During a heart attack, our hearts’ supply of nutrients and oxygen can become compromised, killing off parts of the heart muscle. This leaves the organ weakened and could even lead to heart failure later on. This condition involves the heart not being able to pump sufficient blood to the rest of the body, making even mundane tasks such as climbing stairs or getting dressed extremely tiring.

The patches are meant to be sewn into place on the damaged heart, where they will offer physical support to the damaged muscle and help it pump more efficiently. At the same time, the patch delivers compounds that stimulate its healing and regeneration. Eventually, the team hopes, these patches will be incorporated into the heart muscle.

The patches start to beat spontaneously after three days, and start to mimic the structure of mature heart tissue within one month, the team explains. After this, they can be grafted into the damaged heart to help it repair and recover normal functionality.

Rabbit trials showed these patches to be safe and that they lead to an improvement in the functioning of the heart after a heart attack. Four weeks after the patches were applied, heart scans showed that the heart’s left ventricle (the one which pumps blood out to the body) was recovering nicely, without any abnormal heart rhythms. Other stem cell delivery methods run the risk of such abnormal rhythms developing, the team explains.
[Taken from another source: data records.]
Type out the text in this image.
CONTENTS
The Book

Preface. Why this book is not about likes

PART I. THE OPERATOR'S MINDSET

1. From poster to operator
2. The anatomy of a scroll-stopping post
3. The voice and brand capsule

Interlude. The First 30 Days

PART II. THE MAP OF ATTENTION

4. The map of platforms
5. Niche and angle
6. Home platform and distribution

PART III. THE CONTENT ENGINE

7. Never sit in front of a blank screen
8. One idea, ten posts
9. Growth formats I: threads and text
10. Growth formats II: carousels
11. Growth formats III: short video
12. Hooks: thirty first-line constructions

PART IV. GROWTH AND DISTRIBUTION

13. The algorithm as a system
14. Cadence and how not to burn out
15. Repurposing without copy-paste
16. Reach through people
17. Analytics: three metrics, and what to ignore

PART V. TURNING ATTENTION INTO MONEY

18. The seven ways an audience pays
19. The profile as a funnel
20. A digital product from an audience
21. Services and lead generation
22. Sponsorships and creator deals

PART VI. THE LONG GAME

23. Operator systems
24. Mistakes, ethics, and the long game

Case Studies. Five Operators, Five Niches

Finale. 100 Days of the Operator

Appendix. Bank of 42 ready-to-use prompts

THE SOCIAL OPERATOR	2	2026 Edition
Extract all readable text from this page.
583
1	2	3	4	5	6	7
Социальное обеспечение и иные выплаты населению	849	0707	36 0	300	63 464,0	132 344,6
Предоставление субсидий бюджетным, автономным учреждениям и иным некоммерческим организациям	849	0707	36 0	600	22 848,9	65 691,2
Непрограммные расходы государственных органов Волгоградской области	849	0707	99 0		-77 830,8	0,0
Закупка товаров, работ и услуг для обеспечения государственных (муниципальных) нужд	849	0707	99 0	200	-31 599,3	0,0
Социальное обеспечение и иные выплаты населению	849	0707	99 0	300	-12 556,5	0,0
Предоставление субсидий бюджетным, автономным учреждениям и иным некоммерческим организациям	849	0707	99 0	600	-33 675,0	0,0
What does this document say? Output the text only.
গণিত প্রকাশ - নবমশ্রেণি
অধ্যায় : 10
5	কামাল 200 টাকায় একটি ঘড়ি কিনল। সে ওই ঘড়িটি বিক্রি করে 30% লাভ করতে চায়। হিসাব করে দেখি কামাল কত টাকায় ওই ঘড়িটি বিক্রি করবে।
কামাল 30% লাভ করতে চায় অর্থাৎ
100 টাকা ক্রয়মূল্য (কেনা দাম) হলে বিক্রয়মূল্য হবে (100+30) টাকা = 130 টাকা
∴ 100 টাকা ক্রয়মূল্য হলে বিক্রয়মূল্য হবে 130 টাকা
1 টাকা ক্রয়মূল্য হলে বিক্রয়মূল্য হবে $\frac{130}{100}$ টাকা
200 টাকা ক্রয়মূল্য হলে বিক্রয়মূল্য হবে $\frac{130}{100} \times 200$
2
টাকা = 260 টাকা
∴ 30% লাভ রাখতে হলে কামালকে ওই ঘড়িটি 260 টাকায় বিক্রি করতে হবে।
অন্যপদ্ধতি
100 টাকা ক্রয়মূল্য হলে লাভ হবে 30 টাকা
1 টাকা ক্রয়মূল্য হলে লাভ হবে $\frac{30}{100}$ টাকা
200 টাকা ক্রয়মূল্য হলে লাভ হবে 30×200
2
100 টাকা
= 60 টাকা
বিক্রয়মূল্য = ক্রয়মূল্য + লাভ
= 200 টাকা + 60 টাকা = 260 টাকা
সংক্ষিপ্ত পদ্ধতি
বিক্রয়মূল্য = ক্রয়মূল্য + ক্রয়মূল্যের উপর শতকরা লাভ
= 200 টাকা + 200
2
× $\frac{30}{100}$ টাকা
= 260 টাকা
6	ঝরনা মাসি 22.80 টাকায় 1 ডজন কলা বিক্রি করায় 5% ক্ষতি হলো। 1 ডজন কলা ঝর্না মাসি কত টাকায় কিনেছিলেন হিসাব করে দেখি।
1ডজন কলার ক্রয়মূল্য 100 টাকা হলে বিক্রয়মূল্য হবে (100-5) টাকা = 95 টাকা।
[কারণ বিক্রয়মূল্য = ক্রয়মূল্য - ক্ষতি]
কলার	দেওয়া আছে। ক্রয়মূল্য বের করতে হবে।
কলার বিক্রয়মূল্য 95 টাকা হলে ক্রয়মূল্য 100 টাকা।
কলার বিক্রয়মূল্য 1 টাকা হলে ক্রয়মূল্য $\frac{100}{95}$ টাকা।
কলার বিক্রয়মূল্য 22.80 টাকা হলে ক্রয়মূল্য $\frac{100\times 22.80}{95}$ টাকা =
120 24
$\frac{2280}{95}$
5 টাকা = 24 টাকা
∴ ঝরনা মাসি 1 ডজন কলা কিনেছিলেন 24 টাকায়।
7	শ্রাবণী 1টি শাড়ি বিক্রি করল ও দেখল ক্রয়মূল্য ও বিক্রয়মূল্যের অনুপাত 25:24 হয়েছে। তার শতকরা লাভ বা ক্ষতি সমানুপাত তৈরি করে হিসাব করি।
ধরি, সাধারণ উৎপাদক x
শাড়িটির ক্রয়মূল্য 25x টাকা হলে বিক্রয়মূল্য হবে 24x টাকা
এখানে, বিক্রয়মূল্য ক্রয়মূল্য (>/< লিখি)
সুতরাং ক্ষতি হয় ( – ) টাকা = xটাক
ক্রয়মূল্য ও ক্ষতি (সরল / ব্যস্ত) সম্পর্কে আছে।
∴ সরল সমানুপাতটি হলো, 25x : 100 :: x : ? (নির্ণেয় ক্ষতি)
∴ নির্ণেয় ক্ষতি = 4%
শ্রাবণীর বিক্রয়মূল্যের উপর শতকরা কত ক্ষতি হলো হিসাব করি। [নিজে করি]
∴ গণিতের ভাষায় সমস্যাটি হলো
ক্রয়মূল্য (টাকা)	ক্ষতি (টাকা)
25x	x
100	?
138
So far, the patches have proven their efficacy. The next steps include a clinical trial with human subjects, first to test how safe they are, then to see if they can achieve the same levels of healing in humans. They were developed as an alternative to the more traditional approach of injecting stem cells directly into damaged hearts, which has had mixed results. In the absence of a patch, the stem cells are quickly cleared from the heart before they can produce any significant repairs.

“One day, we hope to add heart patches to the treatments that doctors can routinely offer people after a heart attack,” says Dr Richard Jabbour, who carried out the research at the London BHF Centre of Regenerative Medicine said.

“We could prescribe one of these patches alongside medicines for someone with heart failure, which you could take from a shelf and implant straight in to a person.”

The findings were presented at the British Cardiovascular Society (BCS) Conference in Manchester on Monday, June 3rd.